Wednesday, October 2, 2013

Letter to Julia 20131003

In the name of Allah, most Gracious, most Merciful.

So with your permission, I would like to take a second wife from one of your friends, specifically the girl that Victoria's Secret has chosen for me: Erin.

Of course, nothing can happen while I am still too broke to marry, so here's the plan: when Allah does grant me the wealth I need to marry inshaAllah, I will immediately proceed to buy the land for the little house I live in now, plus the land to build Casa de Julia.  I will renovate this little house by adding a master bedroom, a walk-in wardrobe and separate bathroom, plus other little things like making the doorways taller, etc.  Then I will marry Julia, and we will both live in this little house while we supervise the building of Casa de Julia.
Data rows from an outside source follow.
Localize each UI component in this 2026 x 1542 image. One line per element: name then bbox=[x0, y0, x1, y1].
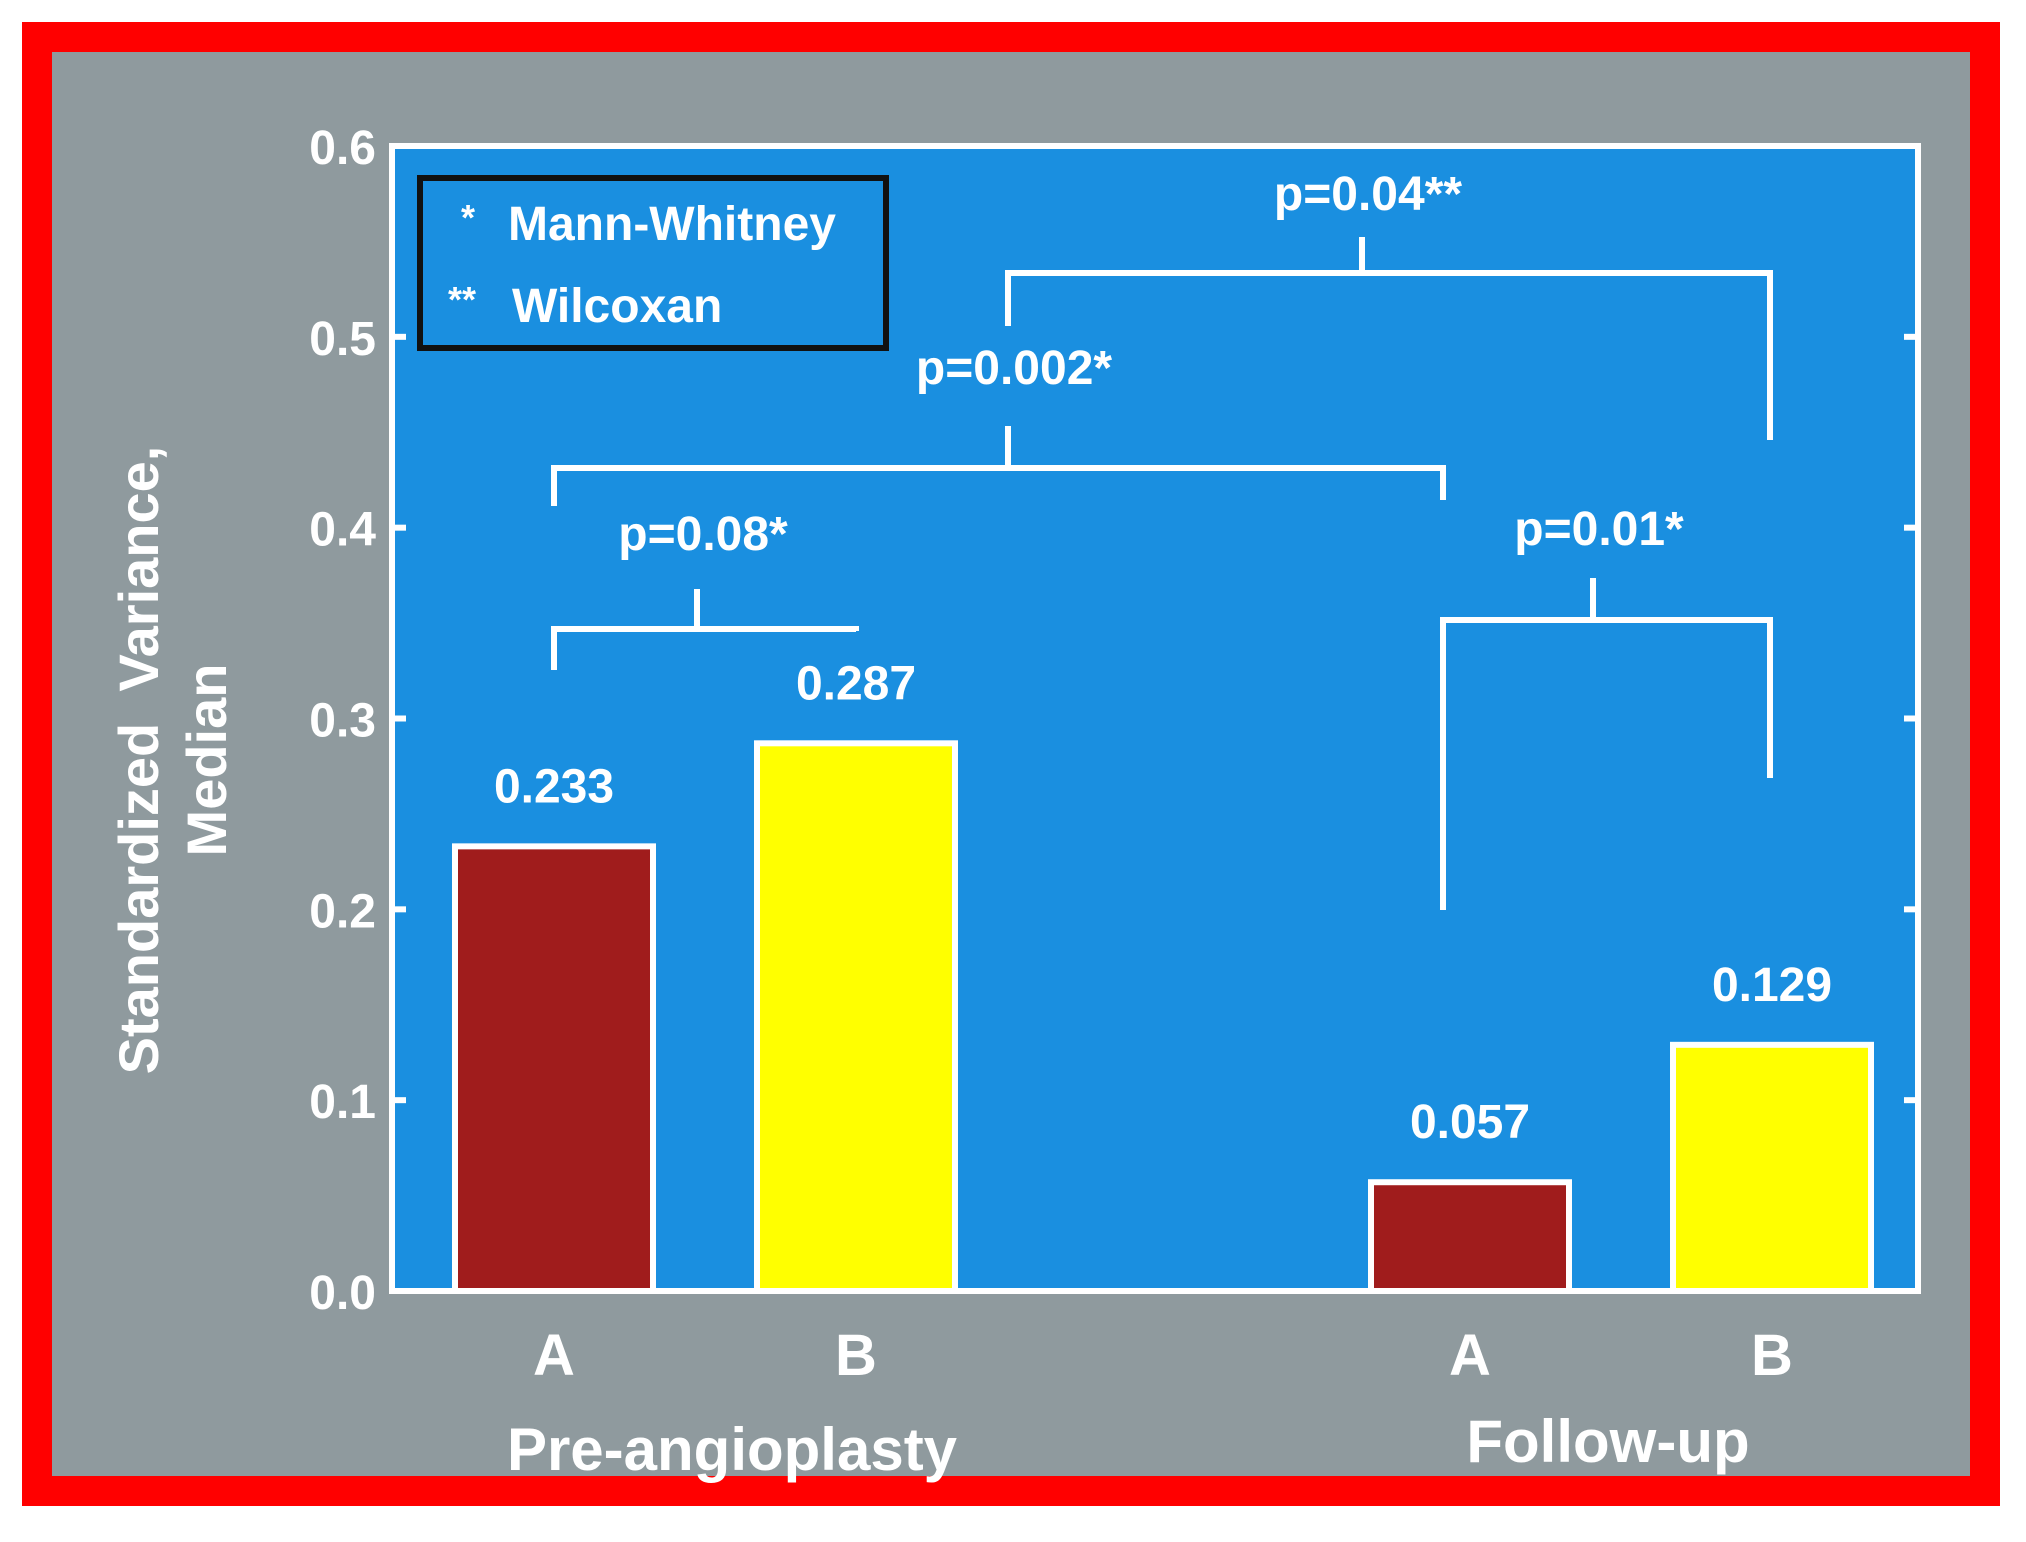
p-value-pre-a-vs-b-label: p=0.08* bbox=[618, 508, 788, 561]
group-label-follow-up: Follow-up bbox=[1466, 1408, 1749, 1475]
chart-slide: 0.0 0.1 0.2 0.3 0.4 0.5 0.6 0.233 A 0.287 B 0.057 A… bbox=[22, 22, 2000, 1506]
y-tick-label: 0.4 bbox=[309, 504, 376, 557]
significance-brackets: p=0.08* p=0.002* p=0.04** p=0.01* bbox=[551, 168, 1773, 910]
category-label: A bbox=[1449, 1323, 1491, 1388]
legend-label-wilcoxan: Wilcoxan bbox=[512, 280, 722, 333]
y-axis-label-line-2: Median bbox=[175, 664, 238, 857]
chart-svg: 0.0 0.1 0.2 0.3 0.4 0.5 0.6 0.233 A 0.287 B 0.057 A… bbox=[107, 122, 1921, 1483]
y-tick-label: 0.6 bbox=[309, 122, 376, 175]
bar-1-B bbox=[1670, 1041, 1874, 1295]
p-value-follow-a-vs-b-bracket bbox=[1440, 578, 1773, 910]
bar-value-label: 0.129 bbox=[1712, 959, 1832, 1012]
legend-box bbox=[417, 175, 889, 351]
legend-symbol-wilcoxan: ** bbox=[448, 279, 476, 320]
legend-symbol-mann-whitney: * bbox=[461, 197, 475, 238]
p-value-pre-vs-follow-b-bracket bbox=[1005, 237, 1773, 440]
bar-value-label: 0.057 bbox=[1410, 1096, 1530, 1149]
y-axis-label-line-1: Standardized Variance, bbox=[107, 446, 170, 1075]
bar-1-A bbox=[1368, 1179, 1572, 1294]
p-value-pre-a-vs-follow-a-bracket bbox=[551, 426, 1446, 506]
y-axis: 0.0 0.1 0.2 0.3 0.4 0.5 0.6 bbox=[309, 122, 1918, 1320]
legend: * Mann-Whitney ** Wilcoxan bbox=[417, 175, 889, 351]
p-value-follow-a-vs-b-label: p=0.01* bbox=[1514, 503, 1684, 556]
y-tick-label: 0.1 bbox=[309, 1076, 376, 1129]
group-label-pre-angioplasty: Pre-angioplasty bbox=[507, 1416, 958, 1483]
category-label: A bbox=[533, 1323, 575, 1388]
bar-0-A bbox=[452, 843, 656, 1294]
legend-label-mann-whitney: Mann-Whitney bbox=[508, 198, 836, 251]
y-tick-label: 0.5 bbox=[309, 313, 376, 366]
p-value-pre-a-vs-follow-a-label: p=0.002* bbox=[916, 342, 1112, 395]
category-label: B bbox=[1751, 1323, 1793, 1388]
p-value-pre-a-vs-b-bracket bbox=[551, 589, 859, 670]
bar-value-label: 0.287 bbox=[796, 657, 916, 710]
category-label: B bbox=[835, 1323, 877, 1388]
y-tick-label: 0.3 bbox=[309, 695, 376, 748]
y-tick-label: 0.2 bbox=[309, 885, 376, 938]
p-value-pre-vs-follow-b-label: p=0.04** bbox=[1274, 168, 1462, 221]
bars: 0.233 A 0.287 B 0.057 A 0.129 B bbox=[452, 657, 1874, 1388]
bar-value-label: 0.233 bbox=[494, 760, 614, 813]
y-tick-label: 0.0 bbox=[309, 1267, 376, 1320]
bar-0-B bbox=[754, 740, 958, 1294]
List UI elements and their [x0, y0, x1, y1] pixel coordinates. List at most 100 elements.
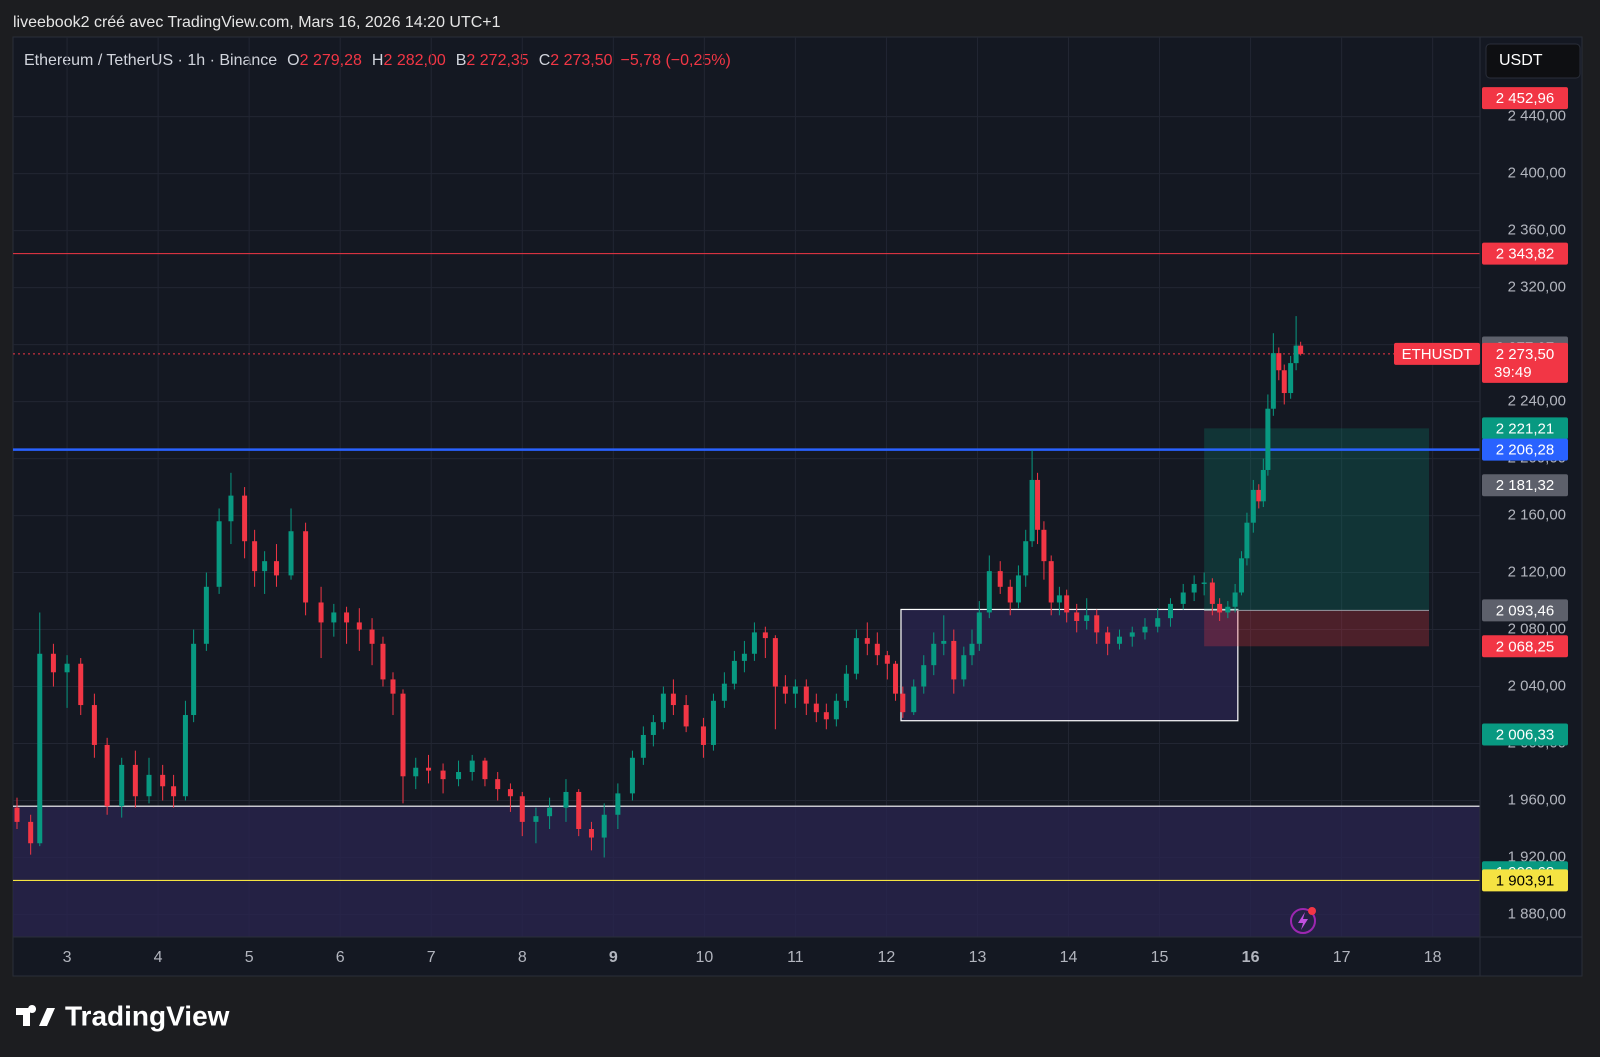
- x-tick-label: 16: [1242, 949, 1260, 966]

I want us all to live in the same house because it would be easier for me to help protect you, but Allah is the Best to protect.  So please be so kind as to make accommodations in your house plans to fit Erin and our children in your house.  Please remember the goal is to slow down, stay put, and raise a family,

Meanwhile, I will talk to Erin as I talk to you, through these letters.  When Julia and I are officially married inshaAllah, I will re-title these letters as "Letter to Erin".  Next is the issue of dowry.  Until I am able to give you both rings, I will offer Erin the same kind of dowry I offered you: a song.  This song titled "Yearning", I wrote and recorded in 1994 (I wrote "Flowers in the Nude" in 1988 and recorded it in 2006), and is inspired by the novel "Steppenwolf" by Hermann Hesse.  Nowadays, I read only the Qur'an.  It is only music, but then what is a model without music?  Nowadays when I voice train, I sing the song one octave up from the baritone I recorded it with, so please don't expect to hear the baritone ever again.

Erin, please marry me.  If you accept, then please prepare yourself for marriage.  I cannot be married to a non-Muslim, but you will have plenty of time to get ready.  Please take that time to quit alcohol, cigarettes, pork, and recreational drugs if any, and I will take the same time to observe your Islam.  What I desire is your chastity, purity, and integrity.  Please take your position seriously.  People are fanatical in general, and we have Islam added to that mix.  So both of you please prepare for mayhem.  You don't have to be extreme with your Islam, just do the best you can with the situation that Allah has given you.  It begins with saying out loud, "I bear witness that the only deity worthy of worship is Allah, and I bear witness that Muhammad is the messenger of Allah."